The Sinclair Broadcast Group, the second-largest television station operator in the United States, suffered a ransomware attack earlier this week that affected the company’s operations and broadcasts. Malicious encryption tool used in attacks A similar one used earlier By Authorized Russian criminal gang Evil Corp.. Malware has been blamed on gangs in the past. Sinclair struggled to stabilize its operations throughout the week, and employees reported a chaotic situation as stations worked to maintain their broadcasts. “Our focus is on a third-party cybersecurity firm, other incident response professionals, law enforcement and as part of our investigation into this incident, and continue to work closely with government agencies,” Sinclair said in a statement on Thursday.

A hacker apparently compromised with Argentine Registro Nacional de las Personas, stealing all Argentine personal information. The trove is now personally promoting for sale in the criminal cycle. The breach occurred last month and targeted government IT networks, also known as RENAPER, to access the database. The agency issues national identity cards, and other government agencies may ask for its database. Government officials said, a Statement Attackers that exploit a vulnerability consist of a legitimate user account to access the database instead of hacking it.

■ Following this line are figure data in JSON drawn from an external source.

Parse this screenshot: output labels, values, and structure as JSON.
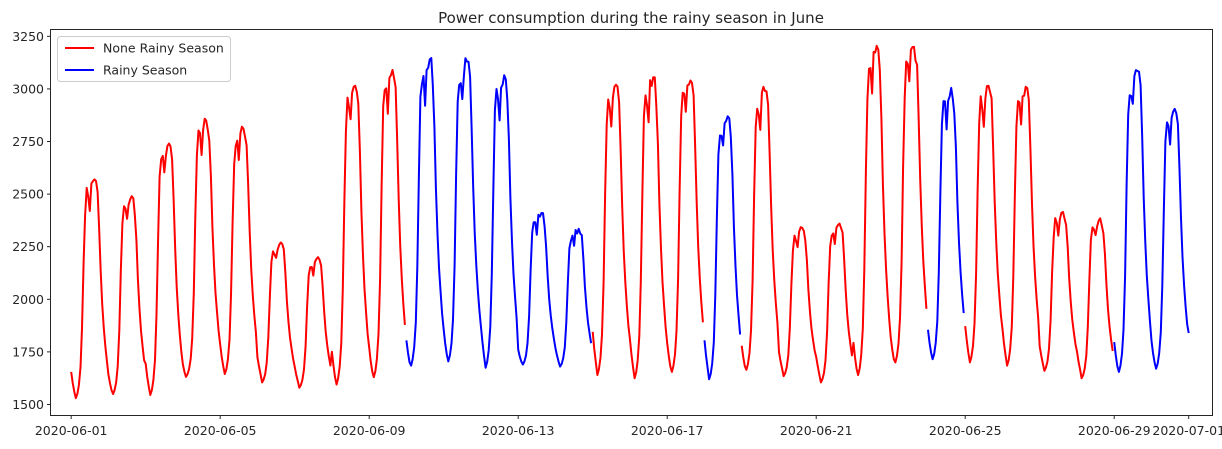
{
  "chart_data": {
    "type": "line",
    "title": "Power consumption during the rainy season in June",
    "xlabel": "",
    "ylabel": "",
    "xlim": [
      "2020-05-31T11:00",
      "2020-07-01T15:00"
    ],
    "ylim": [
      1450,
      3280
    ],
    "xticks": [
      "2020-06-01",
      "2020-06-05",
      "2020-06-09",
      "2020-06-13",
      "2020-06-17",
      "2020-06-21",
      "2020-06-25",
      "2020-06-29",
      "2020-07-01"
    ],
    "yticks": [
      1500,
      1750,
      2000,
      2250,
      2500,
      2750,
      3000,
      3250
    ],
    "grid": false,
    "legend_position": "upper-left",
    "colors": {
      "none_rainy": "#ff0000",
      "rainy": "#0000ff",
      "axis": "#262626"
    },
    "daily": [
      {
        "date": "2020-06-01",
        "season": "none",
        "min": 1530,
        "max": 2570
      },
      {
        "date": "2020-06-02",
        "season": "none",
        "min": 1550,
        "max": 2490
      },
      {
        "date": "2020-06-03",
        "season": "none",
        "min": 1545,
        "max": 2740
      },
      {
        "date": "2020-06-04",
        "season": "none",
        "min": 1645,
        "max": 2850
      },
      {
        "date": "2020-06-05",
        "season": "none",
        "min": 1645,
        "max": 2810
      },
      {
        "date": "2020-06-06",
        "season": "none",
        "min": 1605,
        "max": 2270
      },
      {
        "date": "2020-06-07",
        "season": "none",
        "min": 1580,
        "max": 2200
      },
      {
        "date": "2020-06-08",
        "season": "none",
        "min": 1595,
        "max": 3015
      },
      {
        "date": "2020-06-09",
        "season": "none",
        "min": 1630,
        "max": 3090
      },
      {
        "date": "2020-06-10",
        "season": "rainy",
        "min": 1685,
        "max": 3140
      },
      {
        "date": "2020-06-11",
        "season": "rainy",
        "min": 1705,
        "max": 3130
      },
      {
        "date": "2020-06-12",
        "season": "rainy",
        "min": 1675,
        "max": 3065
      },
      {
        "date": "2020-06-13",
        "season": "rainy",
        "min": 1690,
        "max": 2410
      },
      {
        "date": "2020-06-14",
        "season": "rainy",
        "min": 1680,
        "max": 2335
      },
      {
        "date": "2020-06-15",
        "season": "none",
        "min": 1640,
        "max": 3020
      },
      {
        "date": "2020-06-16",
        "season": "none",
        "min": 1625,
        "max": 3055
      },
      {
        "date": "2020-06-17",
        "season": "none",
        "min": 1655,
        "max": 3040
      },
      {
        "date": "2020-06-18",
        "season": "rainy",
        "min": 1620,
        "max": 2870
      },
      {
        "date": "2020-06-19",
        "season": "none",
        "min": 1665,
        "max": 2990
      },
      {
        "date": "2020-06-20",
        "season": "none",
        "min": 1635,
        "max": 2340
      },
      {
        "date": "2020-06-21",
        "season": "none",
        "min": 1605,
        "max": 2360
      },
      {
        "date": "2020-06-22",
        "season": "none",
        "min": 1640,
        "max": 3205
      },
      {
        "date": "2020-06-23",
        "season": "none",
        "min": 1700,
        "max": 3200
      },
      {
        "date": "2020-06-24",
        "season": "rainy",
        "min": 1715,
        "max": 3005
      },
      {
        "date": "2020-06-25",
        "season": "none",
        "min": 1700,
        "max": 3015
      },
      {
        "date": "2020-06-26",
        "season": "none",
        "min": 1685,
        "max": 3010
      },
      {
        "date": "2020-06-27",
        "season": "none",
        "min": 1660,
        "max": 2415
      },
      {
        "date": "2020-06-28",
        "season": "none",
        "min": 1625,
        "max": 2385
      },
      {
        "date": "2020-06-29",
        "season": "rainy",
        "min": 1655,
        "max": 3085
      },
      {
        "date": "2020-06-30",
        "season": "rainy",
        "min": 1670,
        "max": 2905
      }
    ],
    "end_value": 1840,
    "series": [
      {
        "name": "None Rainy Season",
        "color": "#ff0000"
      },
      {
        "name": "Rainy Season",
        "color": "#0000ff"
      }
    ]
  }
}
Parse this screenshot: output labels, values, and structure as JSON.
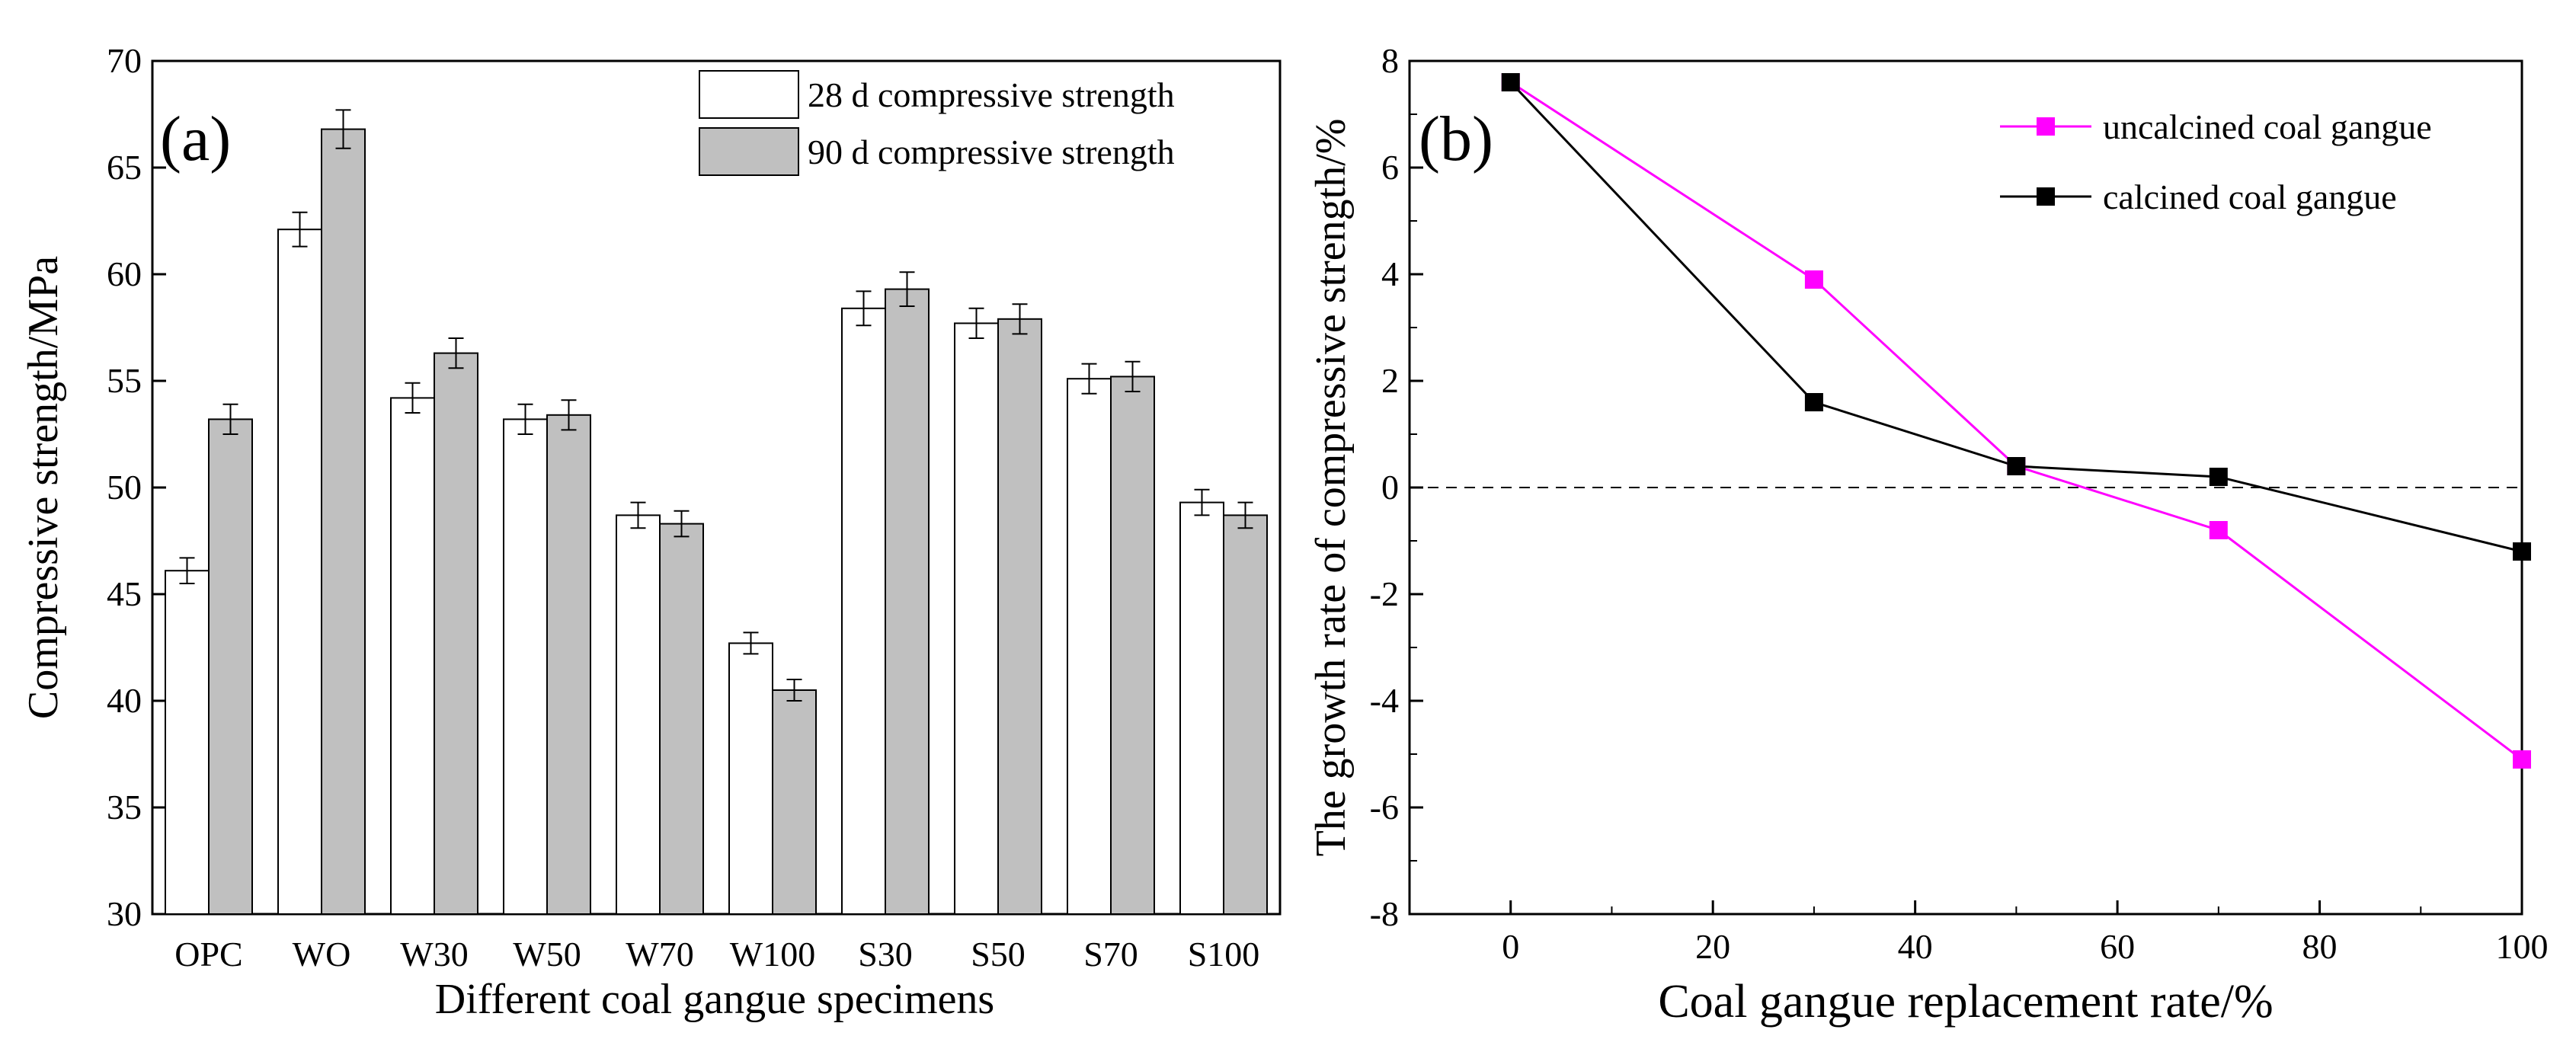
{
  "charts": {
    "a": {
      "panel_label": "(a)",
      "xlabel": "Different coal gangue specimens",
      "ylabel": "Compressive strength/MPa",
      "legend": [
        "28 d compressive strength",
        "90 d compressive strength"
      ]
    },
    "b": {
      "panel_label": "(b)",
      "xlabel": "Coal gangue replacement rate/%",
      "ylabel": "The growth rate of compressive strength/%",
      "legend": [
        "uncalcined coal gangue",
        "calcined coal gangue"
      ]
    }
  },
  "chart_data": [
    {
      "type": "bar",
      "panel": "(a)",
      "xlabel": "Different coal gangue specimens",
      "ylabel": "Compressive strength/MPa",
      "categories": [
        "OPC",
        "WO",
        "W30",
        "W50",
        "W70",
        "W100",
        "S30",
        "S50",
        "S70",
        "S100"
      ],
      "series": [
        {
          "name": "28 d compressive strength",
          "color": "#ffffff",
          "values": [
            46.1,
            62.1,
            54.2,
            53.2,
            48.7,
            42.7,
            58.4,
            57.7,
            55.1,
            49.3
          ],
          "errors": [
            0.6,
            0.8,
            0.7,
            0.7,
            0.6,
            0.5,
            0.8,
            0.7,
            0.7,
            0.6
          ]
        },
        {
          "name": "90 d compressive strength",
          "color": "#c0c0c0",
          "values": [
            53.2,
            66.8,
            56.3,
            53.4,
            48.3,
            40.5,
            59.3,
            57.9,
            55.2,
            48.7
          ],
          "errors": [
            0.7,
            0.9,
            0.7,
            0.7,
            0.6,
            0.5,
            0.8,
            0.7,
            0.7,
            0.6
          ]
        }
      ],
      "ylim": [
        30,
        70
      ],
      "yticks": [
        30,
        35,
        40,
        45,
        50,
        55,
        60,
        65,
        70
      ],
      "legend_position": "top-right",
      "grid": false
    },
    {
      "type": "line",
      "panel": "(b)",
      "xlabel": "Coal gangue replacement rate/%",
      "ylabel": "The growth rate of compressive strength/%",
      "x": [
        0,
        30,
        50,
        70,
        100
      ],
      "series": [
        {
          "name": "uncalcined coal gangue",
          "color": "#ff00ff",
          "values": [
            7.6,
            3.9,
            0.4,
            -0.8,
            -5.1
          ]
        },
        {
          "name": "calcined coal gangue",
          "color": "#000000",
          "values": [
            7.6,
            1.6,
            0.4,
            0.2,
            -1.2
          ]
        }
      ],
      "reference_line": {
        "y": 0,
        "style": "dashed"
      },
      "xlim": [
        -10,
        100
      ],
      "ylim": [
        -8,
        8
      ],
      "xticks": [
        0,
        20,
        40,
        60,
        80,
        100
      ],
      "yticks": [
        -8,
        -6,
        -4,
        -2,
        0,
        2,
        4,
        6,
        8
      ],
      "legend_position": "top-right",
      "grid": false
    }
  ]
}
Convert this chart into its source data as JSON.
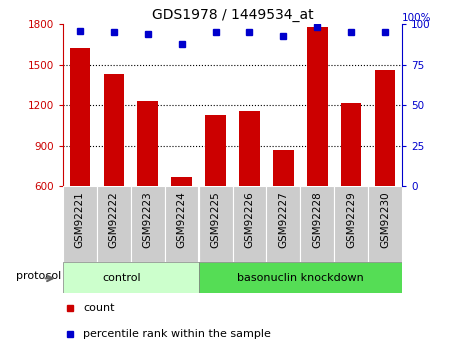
{
  "title": "GDS1978 / 1449534_at",
  "samples": [
    "GSM92221",
    "GSM92222",
    "GSM92223",
    "GSM92224",
    "GSM92225",
    "GSM92226",
    "GSM92227",
    "GSM92228",
    "GSM92229",
    "GSM92230"
  ],
  "counts": [
    1620,
    1430,
    1230,
    670,
    1130,
    1160,
    870,
    1780,
    1215,
    1460
  ],
  "percentile_ranks": [
    96,
    95,
    94,
    88,
    95,
    95,
    93,
    98,
    95,
    95
  ],
  "ylim_left": [
    600,
    1800
  ],
  "ylim_right": [
    0,
    100
  ],
  "yticks_left": [
    600,
    900,
    1200,
    1500,
    1800
  ],
  "yticks_right": [
    0,
    25,
    50,
    75,
    100
  ],
  "bar_color": "#cc0000",
  "dot_color": "#0000cc",
  "grid_color": "#000000",
  "control_samples": 4,
  "control_label": "control",
  "treatment_label": "basonuclin knockdown",
  "protocol_label": "protocol",
  "legend_count": "count",
  "legend_percentile": "percentile rank within the sample",
  "control_bg": "#ccffcc",
  "treatment_bg": "#55dd55",
  "xticklabel_bg": "#cccccc",
  "fig_width": 4.65,
  "fig_height": 3.45,
  "title_fontsize": 10,
  "tick_fontsize": 7.5,
  "label_fontsize": 8
}
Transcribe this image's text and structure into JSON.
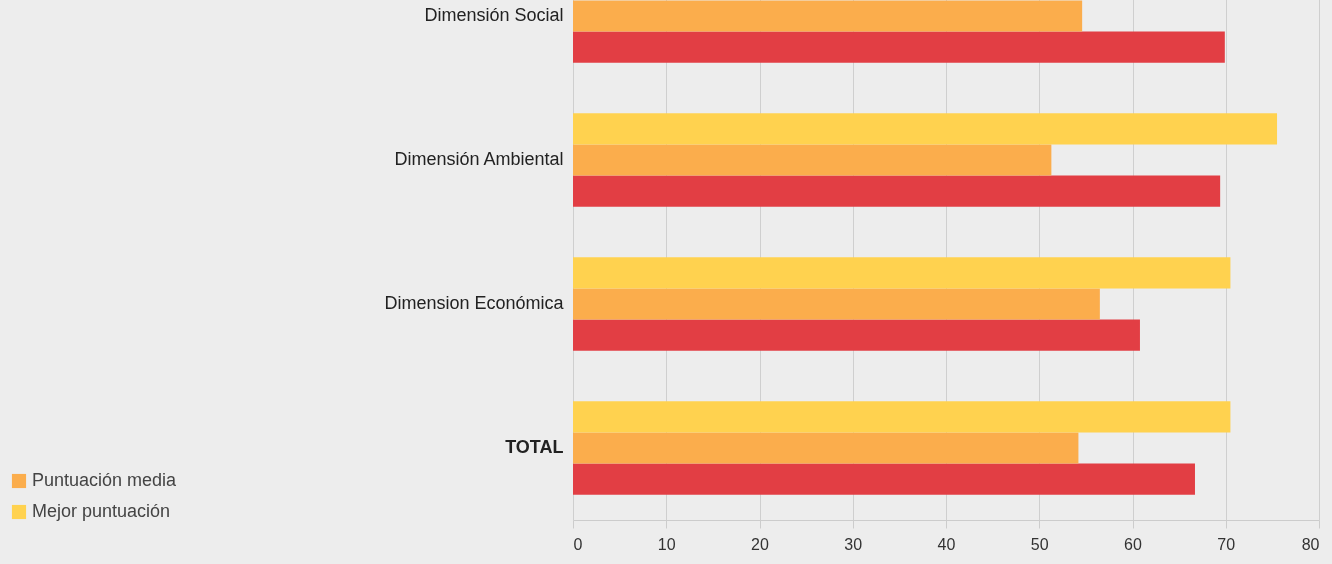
{
  "chart_data": {
    "type": "bar",
    "orientation": "horizontal",
    "categories": [
      "Dimensión Social",
      "Dimensión Ambiental",
      "Dimension Económica",
      "TOTAL"
    ],
    "series": [
      {
        "color": "#e23e44",
        "values": [
          69.9,
          69.4,
          60.8,
          66.7
        ]
      },
      {
        "name": "Puntuación media",
        "color": "#fbad4c",
        "values": [
          54.6,
          51.3,
          56.5,
          54.2
        ]
      },
      {
        "name": "Mejor puntuación",
        "color": "#ffd24f",
        "values": [
          null,
          75.5,
          70.5,
          70.5
        ]
      }
    ],
    "xlim": [
      0,
      80
    ],
    "xticks": [
      0,
      10,
      20,
      30,
      40,
      50,
      60,
      70,
      80
    ],
    "grid": "x",
    "legend": "bottom left"
  }
}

The first signs of the breach came in early October when a newly created Twitter account posted pictures and other personal information of 44 prominent Argentine ID cards, including President Alberto Fernandez and football stars Lionel Messi and Sergio Aguero.

On Thursday, the Federal Trade Commission called on six major U.S.-based Internet service providers to practice their shady data management and lack meaningful privacy and security controls. The study focuses on AT&T Mobility, Celco Partnership (Verizon Wireless), Charter Communications Operating, Comcast (Exfinity), T-Mobile US and Google Fiber. ISPs do not clear their privacy practices, the FTC is available and do not adequately disclose how they use customer data. The investigation further indicated that making it challenging for services to opt out of their customers ’data collection.

Things have happened Well known for years, But the efforts of the public and private sectors to prevent such abuses have clearly not gone far enough. “While consumers must expect that ISPs will collect specific information about the websites they visit as part of the provision of Internet services, they will probably be surprised at the amount of data collected and aggregated for purposes not related to the provision of the services they request.” “In particular, browsing data, television viewing history, email and search content, data from connected devices, location information and race and ethnic data,” the FTC report wrote.